Le Pr John Macleod, coauteur principal pour le Centre for Academic Primary Care à l’université de Bristol précise : « Bien que ces données semblent compliquées, les taux de mortalité plus faibles sous BHD étant compensés au niveau de la population par des durées de traitement plus courtes, nos résultats montrent que la BHD pourrait être une alternative plus sûre. Du fait de cette durée de traitement plus courte, la meilleure approche serait de proposer dans un premier temps de la BHD, en laissant la possibilité au patient, dans un second temps, de passer à la méthadone. »
« Au niveau international, il n’y a pas de consensus sur le traitement à privilégier. Au Royaume-Uni, la British Association for Psychopharmacology recommande actuellement la méthadone en première intention s’il n’y a pas de contre-indication.
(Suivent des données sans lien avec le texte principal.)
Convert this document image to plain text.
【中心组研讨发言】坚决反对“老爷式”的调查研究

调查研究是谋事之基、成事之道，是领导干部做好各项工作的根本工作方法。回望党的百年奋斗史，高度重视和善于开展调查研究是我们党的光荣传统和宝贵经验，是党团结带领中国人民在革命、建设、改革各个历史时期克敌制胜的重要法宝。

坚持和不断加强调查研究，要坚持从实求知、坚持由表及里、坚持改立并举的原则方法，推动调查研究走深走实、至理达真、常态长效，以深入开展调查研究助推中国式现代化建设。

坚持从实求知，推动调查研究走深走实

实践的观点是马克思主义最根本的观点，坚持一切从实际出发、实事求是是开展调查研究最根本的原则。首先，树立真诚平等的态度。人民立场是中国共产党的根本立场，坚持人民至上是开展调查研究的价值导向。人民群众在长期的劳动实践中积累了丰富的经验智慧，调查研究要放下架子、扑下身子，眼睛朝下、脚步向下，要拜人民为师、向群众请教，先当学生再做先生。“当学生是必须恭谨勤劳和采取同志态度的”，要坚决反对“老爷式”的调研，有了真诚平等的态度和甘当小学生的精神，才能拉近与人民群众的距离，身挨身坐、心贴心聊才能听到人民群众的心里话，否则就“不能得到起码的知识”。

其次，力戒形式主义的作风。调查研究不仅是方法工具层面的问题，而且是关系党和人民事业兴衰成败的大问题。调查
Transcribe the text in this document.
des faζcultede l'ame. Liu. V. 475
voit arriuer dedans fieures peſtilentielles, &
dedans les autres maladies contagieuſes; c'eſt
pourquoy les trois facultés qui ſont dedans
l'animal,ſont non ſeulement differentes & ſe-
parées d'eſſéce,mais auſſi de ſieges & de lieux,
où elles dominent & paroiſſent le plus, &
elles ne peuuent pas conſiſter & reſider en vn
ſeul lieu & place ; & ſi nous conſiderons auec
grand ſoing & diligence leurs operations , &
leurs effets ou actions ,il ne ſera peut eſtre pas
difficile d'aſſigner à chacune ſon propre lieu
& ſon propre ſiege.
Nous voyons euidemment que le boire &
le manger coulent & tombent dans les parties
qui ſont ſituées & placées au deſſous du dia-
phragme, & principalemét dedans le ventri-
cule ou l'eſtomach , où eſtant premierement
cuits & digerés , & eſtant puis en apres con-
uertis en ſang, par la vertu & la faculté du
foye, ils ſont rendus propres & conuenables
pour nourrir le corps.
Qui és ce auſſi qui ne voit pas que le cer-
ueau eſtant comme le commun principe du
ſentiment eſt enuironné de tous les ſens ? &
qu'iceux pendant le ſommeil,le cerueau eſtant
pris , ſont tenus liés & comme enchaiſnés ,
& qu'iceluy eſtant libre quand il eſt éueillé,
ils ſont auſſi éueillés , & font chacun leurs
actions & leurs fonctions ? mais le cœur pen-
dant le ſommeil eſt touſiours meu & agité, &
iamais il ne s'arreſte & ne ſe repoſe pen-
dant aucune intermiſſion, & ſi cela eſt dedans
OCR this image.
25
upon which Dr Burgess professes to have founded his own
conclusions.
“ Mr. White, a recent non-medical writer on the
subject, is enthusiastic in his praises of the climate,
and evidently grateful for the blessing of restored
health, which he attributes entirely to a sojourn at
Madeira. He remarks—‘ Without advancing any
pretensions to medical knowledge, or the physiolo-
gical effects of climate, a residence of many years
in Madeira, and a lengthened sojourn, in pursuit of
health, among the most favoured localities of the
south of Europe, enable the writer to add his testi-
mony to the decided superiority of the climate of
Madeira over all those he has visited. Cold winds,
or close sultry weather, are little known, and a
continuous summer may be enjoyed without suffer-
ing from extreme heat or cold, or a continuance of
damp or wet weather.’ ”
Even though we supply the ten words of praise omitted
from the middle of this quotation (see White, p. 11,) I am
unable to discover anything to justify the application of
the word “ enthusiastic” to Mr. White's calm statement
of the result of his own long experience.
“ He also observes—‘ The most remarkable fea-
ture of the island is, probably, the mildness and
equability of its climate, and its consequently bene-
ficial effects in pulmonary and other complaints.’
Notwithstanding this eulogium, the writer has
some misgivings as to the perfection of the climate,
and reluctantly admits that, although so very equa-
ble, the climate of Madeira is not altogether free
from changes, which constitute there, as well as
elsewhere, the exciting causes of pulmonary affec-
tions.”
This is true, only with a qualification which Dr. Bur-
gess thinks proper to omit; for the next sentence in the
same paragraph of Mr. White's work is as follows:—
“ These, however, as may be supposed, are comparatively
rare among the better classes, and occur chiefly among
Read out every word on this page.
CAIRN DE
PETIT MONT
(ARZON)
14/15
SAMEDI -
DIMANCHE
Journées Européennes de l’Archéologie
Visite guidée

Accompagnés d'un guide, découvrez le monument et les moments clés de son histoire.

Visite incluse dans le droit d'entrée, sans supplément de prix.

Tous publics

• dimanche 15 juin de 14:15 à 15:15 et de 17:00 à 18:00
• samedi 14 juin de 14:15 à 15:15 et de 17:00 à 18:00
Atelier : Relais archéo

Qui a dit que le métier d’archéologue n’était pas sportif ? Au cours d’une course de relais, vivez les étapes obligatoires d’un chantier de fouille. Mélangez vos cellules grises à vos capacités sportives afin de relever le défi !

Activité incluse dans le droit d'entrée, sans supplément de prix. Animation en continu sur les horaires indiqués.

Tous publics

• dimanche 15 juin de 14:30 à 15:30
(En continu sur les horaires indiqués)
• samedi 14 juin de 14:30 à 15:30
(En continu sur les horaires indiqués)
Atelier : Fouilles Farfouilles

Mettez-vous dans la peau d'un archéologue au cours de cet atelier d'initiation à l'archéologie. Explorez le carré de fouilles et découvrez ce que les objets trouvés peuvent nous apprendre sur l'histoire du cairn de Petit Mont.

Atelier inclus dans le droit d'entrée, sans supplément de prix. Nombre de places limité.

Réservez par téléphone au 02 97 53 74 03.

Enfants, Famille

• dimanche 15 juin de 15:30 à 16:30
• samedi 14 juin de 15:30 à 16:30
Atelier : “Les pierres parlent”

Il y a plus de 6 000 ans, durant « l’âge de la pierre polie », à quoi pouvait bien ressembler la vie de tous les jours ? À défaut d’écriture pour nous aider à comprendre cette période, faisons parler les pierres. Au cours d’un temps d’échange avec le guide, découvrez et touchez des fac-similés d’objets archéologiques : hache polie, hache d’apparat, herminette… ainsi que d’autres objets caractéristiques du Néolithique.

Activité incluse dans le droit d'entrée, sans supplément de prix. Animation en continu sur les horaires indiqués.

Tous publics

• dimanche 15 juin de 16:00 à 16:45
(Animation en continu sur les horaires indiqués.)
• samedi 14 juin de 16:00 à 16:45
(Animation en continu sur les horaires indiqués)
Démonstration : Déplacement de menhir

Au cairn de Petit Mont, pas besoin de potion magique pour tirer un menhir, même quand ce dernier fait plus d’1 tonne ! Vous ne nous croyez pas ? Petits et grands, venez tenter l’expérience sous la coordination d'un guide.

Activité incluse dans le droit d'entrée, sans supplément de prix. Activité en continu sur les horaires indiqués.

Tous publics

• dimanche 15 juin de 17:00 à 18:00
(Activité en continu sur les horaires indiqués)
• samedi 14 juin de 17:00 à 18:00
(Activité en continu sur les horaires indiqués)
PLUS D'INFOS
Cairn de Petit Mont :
Nous sommes convaincus que les futures recommandations professionnelles devraient intégrer nos données ».
Le Pr Matthey Hickman, de l’unité de protection de la santé et des sciences sanitaires de la population au NIHR à l’université de Bristol, rappelle que : « malgré le nombre important de patients en traitement, la mortalité par overdose continue d’augmenter. Notre étude apporte des preuves en matière de dispensation de traitement qui pourraient sauver des vies. Nous avons besoin d’études au Royaume-Uni sur la manière dont nous articulons les différents traitements de substitution en parallèle des interventions sur le changement de comportement. Cela permettrait de retenir les personnes suffisamment longtemps en traitement pour réduire le nombre de décès dû aux drogues dans la population ».
Cette publication rappelle une notion que notre revue ne cesse de mettre en avant depuis sa création dans les années 2000, à savoir que la durée de traitement est un facteur de protection par rapport au risque de mortalité par overdoses et par toutes causes confondues. Mieux encore, s’astreindre à des durées de traitements les plus courtes possibles est un non-sens et va à l’encontre de l’intérêt des patients qui se présentent à nous.
Ce qui est intéressant dans cette étude anglaise, c’est qu’elle met à mal le modèle « Méthadone en première intention » qui est pourtant la règle au Royaume-Uni comme dans de nombreux pays européens proche de nous : la Belgique, la Suisse, l’Italie ou encore l’Espagne.
On se satisferait presque de voir ce pays précurseur en matière de Réduction des Risques et des Dommages se rapprocher du « french model », pour ne pas dire « french paradox », où la Buprénorphine Haut Dosage est le traitement de première intention et où les Sociétés Savantes et Autorités de Santé ont tenté, ces dernières années, de favoriser l’accès à la méthadone afin d’équilibrer l’offre de soins en TSO.
Toutes ces considérations scientifiques acquises, il reste que le choix du traitement est souvent et heureusement conditionné par la demande de l’usager. Nous avons toujours défendu cette position. Ensuite, le choix se fait en fonction du lieu dans lequel il se présente. Auprès d’un médecin de ville, le choix est alors limité à la buprénorphine, même si celui-ci est formé à la prescription et au suivi d’un traitement par la méthadone. Le débat sur la PPMV (Primo-Prescription de Méthadone en Ville) devrait donc rester ouvert, souhaitons-le.